“There are lies, damn lies – and statistics“, said Winston Churchill. Or at least I thought it was Churchill, until some brief but ultimately rather valuable research dissuaded me of this erroneous belief. As it turns out there are several far more likely sources for this quote, the first being Mark Twain, as this statement appears in his posthumously published Autobiography in 1924. Although further research reveals that Twain himself ascribed the quotation to Benjamin Disraeli, perhaps pointing us to the original source, although it seems that Twain got it wrong; there is no record of this phrase in any of Disraeli’s speeches or writings. As it turns out, it may be that we should be attributing this most famous of quotations to the less well-known economist and politician Lord Courtney, who threw it out in a speech in New York, in 1895.
All of which goes to show that you should be careful taking what you read at face value…especially if it concerns statistics, of course.
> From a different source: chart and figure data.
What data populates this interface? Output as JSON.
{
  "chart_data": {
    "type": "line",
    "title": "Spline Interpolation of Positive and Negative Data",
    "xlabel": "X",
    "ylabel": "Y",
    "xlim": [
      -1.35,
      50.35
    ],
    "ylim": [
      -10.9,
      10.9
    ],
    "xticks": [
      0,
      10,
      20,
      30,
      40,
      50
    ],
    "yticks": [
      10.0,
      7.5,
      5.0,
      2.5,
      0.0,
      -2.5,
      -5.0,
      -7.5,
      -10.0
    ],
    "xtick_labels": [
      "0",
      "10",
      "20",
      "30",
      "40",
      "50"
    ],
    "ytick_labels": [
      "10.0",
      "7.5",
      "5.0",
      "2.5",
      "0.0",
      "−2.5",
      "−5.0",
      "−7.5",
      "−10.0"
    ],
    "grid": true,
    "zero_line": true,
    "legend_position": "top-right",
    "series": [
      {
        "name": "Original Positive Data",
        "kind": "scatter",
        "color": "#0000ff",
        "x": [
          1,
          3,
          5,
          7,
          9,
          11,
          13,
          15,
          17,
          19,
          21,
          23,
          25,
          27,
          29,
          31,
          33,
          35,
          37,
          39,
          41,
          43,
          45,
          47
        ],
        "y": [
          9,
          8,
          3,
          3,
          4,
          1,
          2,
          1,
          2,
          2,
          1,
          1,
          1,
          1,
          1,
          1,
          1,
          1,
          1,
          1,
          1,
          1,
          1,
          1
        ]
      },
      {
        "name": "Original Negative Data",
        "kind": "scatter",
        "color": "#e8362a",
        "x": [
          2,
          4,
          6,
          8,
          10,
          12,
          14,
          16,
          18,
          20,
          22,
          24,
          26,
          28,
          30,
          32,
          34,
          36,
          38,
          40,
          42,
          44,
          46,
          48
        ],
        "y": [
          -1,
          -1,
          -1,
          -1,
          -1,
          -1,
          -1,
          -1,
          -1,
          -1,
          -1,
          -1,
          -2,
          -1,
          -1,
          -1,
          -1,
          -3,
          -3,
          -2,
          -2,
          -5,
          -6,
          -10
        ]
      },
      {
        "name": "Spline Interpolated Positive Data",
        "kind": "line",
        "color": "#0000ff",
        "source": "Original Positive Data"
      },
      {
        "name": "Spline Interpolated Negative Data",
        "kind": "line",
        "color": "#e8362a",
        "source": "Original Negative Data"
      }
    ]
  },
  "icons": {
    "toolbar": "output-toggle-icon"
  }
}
We should bear this in mind when reviewing France’s weather during the course of 2010. A quick glance at the summary of the year, produced by France’s state-funded meteorological service Météo-France, shows that temperatures during 2010 were below average. For those who have read my recently published Bordeaux 2010 report – which documented an unseasonably cool July and August – this is perhaps not much of a surprise. Nevertheless the average temperature for 2010 is very different to the preceding years, considerably below rather than above average (as illustrated in this chart on the right), and it seems to suggest that the inhabitants of l’hexagone might have endured a rather wintry 2010. And yet I already know that this vintage has yielded many very promising wines, both from Bordeaux, as assessed during the primeur tastings in and around Bordeaux in April 2011, and from the Loire, as assessed during tastings in Angers in January 2011. So does this apparent paradox, that a vintage marked by cooler below average temperatures can yield potentially great wines (in at least two regions), mean that (a) cooler and less favourable weather has no effect on ripening of the fruit, the prevalence of vine diseases and the quality of the wines, or could it possibly be that (b) the statistic is misleading. Or, of course, could it be both?